Ben Affleck ha transferido su participación total en la mansión de Beverly Hills a Jennifer Lopez, sin contraprestación económica. La propiedad, valorada en 60 millones de dólares, forma parte de su acuerdo de reparto de bienes tras el divorcio. No hay compensación, ni venta ni intercambio: es una transferencia entre cónyuges con efectos fiscales y patrimoniales inmediatos.
¿Qué significa legalmente una transferencia de bienes entre cónyuges?
Esta operación no es una venta ni una donación típica. En derecho español y estadounidense, las transferencias entre cónyuges tras la disolución matrimonial suelen estar exentas de impuestos como el Impuesto sobre Transmisiones Patrimoniales (ITP) o el capital gains tax, siempre que se realicen dentro del marco del convenio regulador o sentencia.
En California, donde se ubica la propiedad, la ley considera estos traspasos como parte de la liquidación de la comunidad de bienes. No generan ganancia patrimonial imponible para Affleck, aunque sí modifican su base imponible futura si Lopez decide vender.
¿Por qué no se vendió la mansión?
El inmueble lleva más de un año en el mercado sin éxito. Su tamaño (3.500 m²), su precio y el contexto inmobiliario de lujo en Beverly Hills dificultan la colocación. Expertos señalan que el segmento de propiedades ultra premium ha sufrido una desaceleración del 22 % en ventas en 2025, según el informe de Sotheby’s International Realty.
¿Qué impacto tiene en la renta y patrimonio de Jennifer Lopez?
Al asumir el 100 % de la propiedad, Lopez incrementa su patrimonio neto, pero también asume la totalidad de los gastos: impuestos locales (property tax), seguros, mantenimiento y deudas asociadas. En California, el property tax anual supera los 600.000 dólares para inmuebles de este rango.
Aunque no se aplica IRPF por la transferencia, cualquier futura venta sí generará ganancia patrimonial sujeta a impuesto federal y estatal. Si Lopez la vende antes de 2027, podría enfrentar una tasa combinada del 37 %.

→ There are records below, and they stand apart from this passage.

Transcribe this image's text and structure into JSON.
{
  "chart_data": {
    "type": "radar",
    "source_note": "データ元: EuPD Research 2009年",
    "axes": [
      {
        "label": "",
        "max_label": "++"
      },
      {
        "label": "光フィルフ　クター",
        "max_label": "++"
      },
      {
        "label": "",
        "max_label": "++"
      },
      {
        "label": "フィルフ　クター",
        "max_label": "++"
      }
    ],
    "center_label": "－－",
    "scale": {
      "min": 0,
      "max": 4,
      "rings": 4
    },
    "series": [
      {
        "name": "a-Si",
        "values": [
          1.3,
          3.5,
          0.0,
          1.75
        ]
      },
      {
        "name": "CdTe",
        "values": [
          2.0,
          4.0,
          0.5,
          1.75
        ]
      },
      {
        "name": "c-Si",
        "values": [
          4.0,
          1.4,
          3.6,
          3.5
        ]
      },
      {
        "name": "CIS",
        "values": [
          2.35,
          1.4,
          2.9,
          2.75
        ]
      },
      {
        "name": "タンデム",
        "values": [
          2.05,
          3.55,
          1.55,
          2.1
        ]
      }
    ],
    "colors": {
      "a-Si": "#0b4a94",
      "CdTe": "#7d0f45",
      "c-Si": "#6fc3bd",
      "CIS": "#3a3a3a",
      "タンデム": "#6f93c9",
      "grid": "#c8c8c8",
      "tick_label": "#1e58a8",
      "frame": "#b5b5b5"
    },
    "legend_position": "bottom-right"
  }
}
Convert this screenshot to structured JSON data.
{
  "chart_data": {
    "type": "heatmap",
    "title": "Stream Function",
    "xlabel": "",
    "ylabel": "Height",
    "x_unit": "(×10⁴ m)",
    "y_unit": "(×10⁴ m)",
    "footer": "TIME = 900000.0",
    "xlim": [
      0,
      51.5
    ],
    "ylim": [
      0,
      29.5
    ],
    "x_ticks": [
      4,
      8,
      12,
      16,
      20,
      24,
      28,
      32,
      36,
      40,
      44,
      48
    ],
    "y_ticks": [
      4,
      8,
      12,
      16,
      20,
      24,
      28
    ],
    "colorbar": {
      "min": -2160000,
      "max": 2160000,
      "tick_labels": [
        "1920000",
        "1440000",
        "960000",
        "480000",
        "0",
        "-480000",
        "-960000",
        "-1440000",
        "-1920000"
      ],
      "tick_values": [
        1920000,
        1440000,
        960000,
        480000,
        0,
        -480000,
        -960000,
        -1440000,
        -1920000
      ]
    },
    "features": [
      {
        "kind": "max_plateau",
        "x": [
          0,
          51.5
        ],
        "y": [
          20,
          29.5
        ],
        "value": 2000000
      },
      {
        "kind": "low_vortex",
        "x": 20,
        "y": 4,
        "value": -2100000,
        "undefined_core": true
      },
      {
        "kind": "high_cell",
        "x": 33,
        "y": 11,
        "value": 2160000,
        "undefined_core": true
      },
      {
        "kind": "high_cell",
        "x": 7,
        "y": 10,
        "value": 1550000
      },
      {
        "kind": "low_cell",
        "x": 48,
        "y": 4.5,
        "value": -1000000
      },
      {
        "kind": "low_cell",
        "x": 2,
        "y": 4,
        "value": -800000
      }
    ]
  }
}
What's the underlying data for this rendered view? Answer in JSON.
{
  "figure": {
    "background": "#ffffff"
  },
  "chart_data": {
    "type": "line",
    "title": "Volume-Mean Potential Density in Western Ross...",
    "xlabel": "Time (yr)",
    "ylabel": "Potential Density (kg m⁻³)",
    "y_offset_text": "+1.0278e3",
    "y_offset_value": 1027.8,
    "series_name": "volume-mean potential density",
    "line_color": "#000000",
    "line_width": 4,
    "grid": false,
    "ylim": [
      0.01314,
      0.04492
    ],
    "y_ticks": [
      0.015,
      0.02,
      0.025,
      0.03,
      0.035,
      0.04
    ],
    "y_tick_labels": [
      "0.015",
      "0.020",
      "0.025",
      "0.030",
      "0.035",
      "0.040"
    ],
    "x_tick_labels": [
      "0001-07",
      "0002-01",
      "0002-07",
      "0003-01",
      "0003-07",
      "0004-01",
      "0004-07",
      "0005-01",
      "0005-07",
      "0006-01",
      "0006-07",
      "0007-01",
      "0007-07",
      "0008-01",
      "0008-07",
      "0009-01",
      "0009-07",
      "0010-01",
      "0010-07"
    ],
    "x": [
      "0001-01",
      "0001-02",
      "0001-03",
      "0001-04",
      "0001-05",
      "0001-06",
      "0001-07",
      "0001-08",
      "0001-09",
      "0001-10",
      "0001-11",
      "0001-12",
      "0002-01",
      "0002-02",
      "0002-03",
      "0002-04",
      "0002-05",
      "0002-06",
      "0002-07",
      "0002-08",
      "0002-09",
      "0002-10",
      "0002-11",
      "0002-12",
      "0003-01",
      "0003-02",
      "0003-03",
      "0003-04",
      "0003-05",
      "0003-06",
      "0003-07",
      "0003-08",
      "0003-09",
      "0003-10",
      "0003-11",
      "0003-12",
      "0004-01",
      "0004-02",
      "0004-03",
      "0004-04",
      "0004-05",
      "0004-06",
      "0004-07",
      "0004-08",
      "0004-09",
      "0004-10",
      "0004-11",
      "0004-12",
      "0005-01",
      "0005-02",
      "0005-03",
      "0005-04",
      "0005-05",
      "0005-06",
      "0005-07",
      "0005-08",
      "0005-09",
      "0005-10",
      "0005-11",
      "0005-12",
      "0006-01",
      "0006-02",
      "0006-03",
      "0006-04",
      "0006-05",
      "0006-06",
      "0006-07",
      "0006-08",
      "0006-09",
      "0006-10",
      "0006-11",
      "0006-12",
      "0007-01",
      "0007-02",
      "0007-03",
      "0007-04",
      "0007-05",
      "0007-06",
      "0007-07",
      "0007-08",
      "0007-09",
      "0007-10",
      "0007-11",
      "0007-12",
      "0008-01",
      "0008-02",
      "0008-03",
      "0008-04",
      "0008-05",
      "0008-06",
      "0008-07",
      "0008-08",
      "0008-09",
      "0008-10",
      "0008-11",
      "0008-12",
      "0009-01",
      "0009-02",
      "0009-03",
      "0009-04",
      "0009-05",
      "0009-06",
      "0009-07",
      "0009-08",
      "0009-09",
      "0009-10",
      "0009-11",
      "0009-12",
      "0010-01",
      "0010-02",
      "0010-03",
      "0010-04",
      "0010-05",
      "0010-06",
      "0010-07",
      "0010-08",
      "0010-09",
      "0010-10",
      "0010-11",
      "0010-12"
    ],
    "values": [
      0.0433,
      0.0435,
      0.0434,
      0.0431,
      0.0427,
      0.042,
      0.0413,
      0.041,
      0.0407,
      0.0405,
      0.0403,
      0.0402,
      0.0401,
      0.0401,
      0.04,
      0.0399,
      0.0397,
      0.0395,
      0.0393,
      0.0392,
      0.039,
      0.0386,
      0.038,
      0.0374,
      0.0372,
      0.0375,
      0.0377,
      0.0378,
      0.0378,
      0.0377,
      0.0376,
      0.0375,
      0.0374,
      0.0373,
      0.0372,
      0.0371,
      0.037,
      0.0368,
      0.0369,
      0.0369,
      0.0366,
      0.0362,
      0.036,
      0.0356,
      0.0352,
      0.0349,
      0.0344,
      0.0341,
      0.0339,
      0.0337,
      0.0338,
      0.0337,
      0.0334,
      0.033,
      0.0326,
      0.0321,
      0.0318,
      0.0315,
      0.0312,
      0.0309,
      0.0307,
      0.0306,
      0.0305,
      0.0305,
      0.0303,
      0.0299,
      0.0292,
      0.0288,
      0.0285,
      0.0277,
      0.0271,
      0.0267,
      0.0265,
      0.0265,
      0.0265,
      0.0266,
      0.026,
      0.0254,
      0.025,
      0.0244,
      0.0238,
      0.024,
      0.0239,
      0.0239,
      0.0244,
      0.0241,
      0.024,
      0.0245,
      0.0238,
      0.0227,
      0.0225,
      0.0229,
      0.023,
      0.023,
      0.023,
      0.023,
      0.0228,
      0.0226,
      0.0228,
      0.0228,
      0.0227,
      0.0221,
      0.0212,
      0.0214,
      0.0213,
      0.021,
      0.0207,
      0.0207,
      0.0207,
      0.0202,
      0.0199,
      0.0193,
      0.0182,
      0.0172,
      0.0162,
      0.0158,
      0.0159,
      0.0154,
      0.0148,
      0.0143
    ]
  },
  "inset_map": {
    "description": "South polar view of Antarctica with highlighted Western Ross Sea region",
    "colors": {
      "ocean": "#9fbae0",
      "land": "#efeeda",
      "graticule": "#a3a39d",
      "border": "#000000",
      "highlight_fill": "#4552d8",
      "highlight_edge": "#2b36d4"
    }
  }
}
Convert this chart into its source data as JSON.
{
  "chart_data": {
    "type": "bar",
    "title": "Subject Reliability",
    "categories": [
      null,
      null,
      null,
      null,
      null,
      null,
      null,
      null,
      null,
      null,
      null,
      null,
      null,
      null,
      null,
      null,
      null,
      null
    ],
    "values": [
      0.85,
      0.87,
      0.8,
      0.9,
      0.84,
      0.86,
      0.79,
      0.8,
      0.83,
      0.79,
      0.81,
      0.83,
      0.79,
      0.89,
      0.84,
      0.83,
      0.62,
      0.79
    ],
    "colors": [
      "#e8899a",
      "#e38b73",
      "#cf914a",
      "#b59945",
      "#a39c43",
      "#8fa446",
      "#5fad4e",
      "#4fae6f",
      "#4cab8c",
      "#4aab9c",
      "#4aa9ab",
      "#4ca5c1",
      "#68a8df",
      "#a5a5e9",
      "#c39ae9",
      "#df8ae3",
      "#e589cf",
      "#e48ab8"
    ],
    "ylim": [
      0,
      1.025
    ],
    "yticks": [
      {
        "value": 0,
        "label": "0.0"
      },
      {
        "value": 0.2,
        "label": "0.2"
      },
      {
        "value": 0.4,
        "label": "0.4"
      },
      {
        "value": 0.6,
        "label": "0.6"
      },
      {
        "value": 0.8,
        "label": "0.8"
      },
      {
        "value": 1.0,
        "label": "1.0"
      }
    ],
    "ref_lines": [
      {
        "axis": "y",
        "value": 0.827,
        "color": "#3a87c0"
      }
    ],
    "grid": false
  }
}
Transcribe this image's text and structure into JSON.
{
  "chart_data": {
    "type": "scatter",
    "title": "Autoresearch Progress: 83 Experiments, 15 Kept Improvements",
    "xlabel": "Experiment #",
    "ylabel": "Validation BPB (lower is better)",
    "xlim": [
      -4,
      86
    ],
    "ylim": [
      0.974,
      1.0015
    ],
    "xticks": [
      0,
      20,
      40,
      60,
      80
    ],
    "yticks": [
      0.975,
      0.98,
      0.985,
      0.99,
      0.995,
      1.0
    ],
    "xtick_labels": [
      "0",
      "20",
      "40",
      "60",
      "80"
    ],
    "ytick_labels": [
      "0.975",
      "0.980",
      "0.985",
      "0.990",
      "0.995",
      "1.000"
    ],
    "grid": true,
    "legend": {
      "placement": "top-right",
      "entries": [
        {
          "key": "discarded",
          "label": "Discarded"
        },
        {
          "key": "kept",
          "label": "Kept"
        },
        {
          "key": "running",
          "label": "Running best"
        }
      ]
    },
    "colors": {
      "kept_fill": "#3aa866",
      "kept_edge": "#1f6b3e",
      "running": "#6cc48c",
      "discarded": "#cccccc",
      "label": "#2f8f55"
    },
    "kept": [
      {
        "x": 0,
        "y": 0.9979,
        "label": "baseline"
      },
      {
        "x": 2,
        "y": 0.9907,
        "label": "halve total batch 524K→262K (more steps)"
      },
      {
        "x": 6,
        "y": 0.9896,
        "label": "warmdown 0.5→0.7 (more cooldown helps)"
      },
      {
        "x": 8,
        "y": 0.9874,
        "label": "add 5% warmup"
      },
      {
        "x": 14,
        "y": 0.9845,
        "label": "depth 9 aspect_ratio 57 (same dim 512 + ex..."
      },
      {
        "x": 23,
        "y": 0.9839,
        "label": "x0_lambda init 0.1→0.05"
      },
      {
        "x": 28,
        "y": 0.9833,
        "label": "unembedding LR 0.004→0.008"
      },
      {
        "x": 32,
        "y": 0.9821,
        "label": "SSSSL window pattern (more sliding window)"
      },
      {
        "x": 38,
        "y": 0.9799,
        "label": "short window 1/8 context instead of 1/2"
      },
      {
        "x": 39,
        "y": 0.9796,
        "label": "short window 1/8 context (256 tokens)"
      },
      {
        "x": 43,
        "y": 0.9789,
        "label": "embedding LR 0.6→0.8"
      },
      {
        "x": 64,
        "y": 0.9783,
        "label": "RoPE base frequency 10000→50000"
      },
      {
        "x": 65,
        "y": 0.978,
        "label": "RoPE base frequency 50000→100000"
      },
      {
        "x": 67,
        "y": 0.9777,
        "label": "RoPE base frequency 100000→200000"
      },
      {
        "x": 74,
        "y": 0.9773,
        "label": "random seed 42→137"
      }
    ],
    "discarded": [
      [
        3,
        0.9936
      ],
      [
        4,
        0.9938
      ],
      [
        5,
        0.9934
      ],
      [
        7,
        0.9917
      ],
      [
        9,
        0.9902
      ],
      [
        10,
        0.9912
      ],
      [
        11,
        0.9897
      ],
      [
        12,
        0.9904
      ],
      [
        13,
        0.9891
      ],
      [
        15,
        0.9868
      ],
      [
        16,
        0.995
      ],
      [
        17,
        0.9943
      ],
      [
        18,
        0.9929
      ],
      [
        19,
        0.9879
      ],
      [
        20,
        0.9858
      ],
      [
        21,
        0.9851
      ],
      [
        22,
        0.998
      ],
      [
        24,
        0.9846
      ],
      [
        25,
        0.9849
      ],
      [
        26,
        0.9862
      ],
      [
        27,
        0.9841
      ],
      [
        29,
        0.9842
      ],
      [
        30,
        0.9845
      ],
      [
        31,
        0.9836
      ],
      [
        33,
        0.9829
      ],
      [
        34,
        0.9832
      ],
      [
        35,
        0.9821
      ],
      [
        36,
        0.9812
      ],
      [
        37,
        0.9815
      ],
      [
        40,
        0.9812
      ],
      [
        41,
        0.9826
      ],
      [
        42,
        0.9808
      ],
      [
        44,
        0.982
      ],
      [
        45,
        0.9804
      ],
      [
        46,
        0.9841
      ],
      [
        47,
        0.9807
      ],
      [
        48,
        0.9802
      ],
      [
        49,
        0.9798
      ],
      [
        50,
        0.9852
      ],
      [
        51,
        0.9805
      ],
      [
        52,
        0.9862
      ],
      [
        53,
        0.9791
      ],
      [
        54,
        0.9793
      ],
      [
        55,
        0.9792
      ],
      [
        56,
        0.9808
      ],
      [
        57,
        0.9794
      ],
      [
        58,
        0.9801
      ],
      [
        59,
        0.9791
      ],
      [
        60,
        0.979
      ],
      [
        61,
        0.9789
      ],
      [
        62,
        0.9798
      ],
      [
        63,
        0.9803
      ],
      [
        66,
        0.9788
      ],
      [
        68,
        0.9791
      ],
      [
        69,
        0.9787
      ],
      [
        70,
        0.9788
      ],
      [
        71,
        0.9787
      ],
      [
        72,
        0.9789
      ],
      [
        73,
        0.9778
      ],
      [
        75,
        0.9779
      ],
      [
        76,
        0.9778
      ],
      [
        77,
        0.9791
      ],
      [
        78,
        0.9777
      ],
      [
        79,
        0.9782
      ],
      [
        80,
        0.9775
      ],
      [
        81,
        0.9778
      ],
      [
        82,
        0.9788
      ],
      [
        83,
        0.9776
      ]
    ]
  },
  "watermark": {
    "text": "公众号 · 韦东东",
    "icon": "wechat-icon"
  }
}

¿Cómo afecta esto al régimen fiscal internacional?
Jennifer Lopez es residente fiscal en Estados Unidos, pero mantiene vínculos con España (donde ha invertido en bienes raíces). Esto activa obligaciones de declaración de bienes en el exterior (modelo 720) si supera los 50.000 euros. La mansión, valorada en 51 millones de euros, exige cumplimentación anual ante la Agencia Tributaria.
Además, si Lopez percibe ingresos en España (como derechos de imagen o conciertos), su base imponible global podría verse afectada por la valoración del patrimonio extranjero.
¿Qué dice el marco legal español sobre bienes tras divorcio?
En España, las transferencias derivadas de sentencia o convenio regulador están exentas de ITP y Impuesto sobre Sucesiones y Donaciones, siempre que no exista ánimo de donación. Pero si la operación se hubiera realizado fuera de ese marco —por ejemplo, tras la sentencia—, podría calificarse como donación implícita, con gravamen del 7 % al 34 % según la Comunidad Autónoma.
Datos Clave
- La mansión de Beverly Hills fue comprada en junio de 2023 por 60 millones de dólares, al contado.
- Tiene 12 dormitorios, 24 baños, cancha de baloncesto, spa y sala de cine.
- La transferencia se realizó tras la sentencia de divorcio de enero de 2025, sin contraprestación.
- En California, este tipo de traspasos está exento de capital gains tax, pero no de futuros impuestos sobre venta.
- La propiedad obliga a Lopez a declararla en el modelo 720 si mantiene residencia fiscal en España.
El caso refleja cómo los acuerdos patrimoniales post-divorcio trascienden lo personal: activan obligaciones tributarias transfronterizas, exigen análisis de liquidez y redefinen estrategias de gestión patrimonial internacional. Para celebridades con residencias múltiples, cada cláusula del convenio regulador puede tener consecuencias fiscales en tres o más jurisdicciones.